Mexican American Legal Defense and Education Fund spokesperson J.C. Flores noted that Prop. 54 would not create a race-less California, but instead a California where discrimination could flourish unchecked by legal limits. "Everybody hates having to check those boxes," Flores explains, "but for a lot of African Americans or Asians, race is not private. A lot of people can't hide their race -- the initiative just takes away the paper trail that allows agencies to track potential discrimination."

A race-blind America is the platitude of those who would rather ignore racial issues than find solutions to the obvious fact that race does matter, and race will continue to matter until the poverty rate among blacks and Hispanics is less than three times that of whites. Race will continue to matter until minorities represent less than half of America's prison population and more than a quarter of its college students. And race will continue to matter until a minority student such as Amey Adkins, at a bastion of higher education such as our own, can wake up without finding racial slurs smeared across the windshield of her car.

Multiracialism is a facet of life for many, but not an excuse for the obstinate ignorance of racial inequality among us all.
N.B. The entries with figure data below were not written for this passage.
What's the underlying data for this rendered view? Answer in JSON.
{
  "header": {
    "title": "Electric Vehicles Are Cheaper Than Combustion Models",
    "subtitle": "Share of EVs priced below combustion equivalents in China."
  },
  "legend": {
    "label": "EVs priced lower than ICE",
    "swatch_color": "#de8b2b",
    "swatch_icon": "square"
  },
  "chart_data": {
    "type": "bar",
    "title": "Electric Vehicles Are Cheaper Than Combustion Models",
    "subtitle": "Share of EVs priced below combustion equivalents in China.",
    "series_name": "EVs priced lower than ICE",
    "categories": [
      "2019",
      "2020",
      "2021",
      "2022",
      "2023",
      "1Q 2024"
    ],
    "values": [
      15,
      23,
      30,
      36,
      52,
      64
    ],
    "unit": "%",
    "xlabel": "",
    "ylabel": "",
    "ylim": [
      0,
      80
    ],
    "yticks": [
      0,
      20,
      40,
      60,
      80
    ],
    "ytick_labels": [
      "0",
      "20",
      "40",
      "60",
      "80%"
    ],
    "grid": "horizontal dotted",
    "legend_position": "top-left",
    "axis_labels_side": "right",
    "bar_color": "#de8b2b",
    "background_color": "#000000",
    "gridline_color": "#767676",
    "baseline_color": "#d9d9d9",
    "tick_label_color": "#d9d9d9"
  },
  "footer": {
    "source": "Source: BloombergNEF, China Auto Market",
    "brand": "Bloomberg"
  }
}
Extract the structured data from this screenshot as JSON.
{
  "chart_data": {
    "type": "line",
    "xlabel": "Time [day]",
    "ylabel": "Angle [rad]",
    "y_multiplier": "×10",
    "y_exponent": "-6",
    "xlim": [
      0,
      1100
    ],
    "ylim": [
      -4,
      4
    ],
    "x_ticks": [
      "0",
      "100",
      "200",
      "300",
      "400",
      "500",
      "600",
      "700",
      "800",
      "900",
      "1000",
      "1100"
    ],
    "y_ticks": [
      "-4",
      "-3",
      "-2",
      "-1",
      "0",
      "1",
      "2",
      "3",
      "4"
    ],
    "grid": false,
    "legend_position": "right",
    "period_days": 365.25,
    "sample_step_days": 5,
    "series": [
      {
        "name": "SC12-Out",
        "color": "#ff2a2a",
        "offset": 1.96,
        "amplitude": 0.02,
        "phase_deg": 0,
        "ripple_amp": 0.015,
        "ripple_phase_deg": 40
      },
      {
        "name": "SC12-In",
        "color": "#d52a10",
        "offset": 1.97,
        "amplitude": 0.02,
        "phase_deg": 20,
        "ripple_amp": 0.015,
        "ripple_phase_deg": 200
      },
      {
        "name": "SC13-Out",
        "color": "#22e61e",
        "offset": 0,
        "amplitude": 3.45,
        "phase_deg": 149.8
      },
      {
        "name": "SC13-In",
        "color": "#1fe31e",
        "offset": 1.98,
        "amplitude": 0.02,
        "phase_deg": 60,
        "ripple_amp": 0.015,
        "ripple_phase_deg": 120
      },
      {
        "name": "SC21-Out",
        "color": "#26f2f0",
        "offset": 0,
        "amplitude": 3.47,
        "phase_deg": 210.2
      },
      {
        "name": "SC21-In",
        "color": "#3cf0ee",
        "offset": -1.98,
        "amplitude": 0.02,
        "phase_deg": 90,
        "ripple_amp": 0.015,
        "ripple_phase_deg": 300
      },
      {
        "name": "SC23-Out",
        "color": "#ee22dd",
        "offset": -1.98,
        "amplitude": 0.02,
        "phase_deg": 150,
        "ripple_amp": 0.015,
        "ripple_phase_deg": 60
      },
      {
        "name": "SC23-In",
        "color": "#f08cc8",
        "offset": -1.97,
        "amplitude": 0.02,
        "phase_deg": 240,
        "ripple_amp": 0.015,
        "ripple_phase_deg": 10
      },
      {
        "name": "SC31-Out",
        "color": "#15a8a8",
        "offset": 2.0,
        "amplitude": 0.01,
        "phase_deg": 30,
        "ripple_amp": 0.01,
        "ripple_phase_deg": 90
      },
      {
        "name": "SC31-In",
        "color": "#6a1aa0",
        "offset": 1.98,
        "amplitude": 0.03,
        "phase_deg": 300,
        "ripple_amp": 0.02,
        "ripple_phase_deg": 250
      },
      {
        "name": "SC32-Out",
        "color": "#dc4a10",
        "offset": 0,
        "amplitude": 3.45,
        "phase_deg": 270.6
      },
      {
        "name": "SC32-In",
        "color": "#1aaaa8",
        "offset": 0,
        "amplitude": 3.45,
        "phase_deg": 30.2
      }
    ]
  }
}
Ask former Student Council President Daisy Lundy just how well her multiracial background insulated her from racism. America still fragments along racial lines, and it is disingenuous to promote multiracialism when the real objective is to obscure the truth of that fragmentation.

Politics and race has always made for strange bedfellows, but those who might seek the furthering of the multiracial agenda would be wise to avoid the false alliance with those who would claim "colorblindness" while turning a willfully blind eye toward racial reality.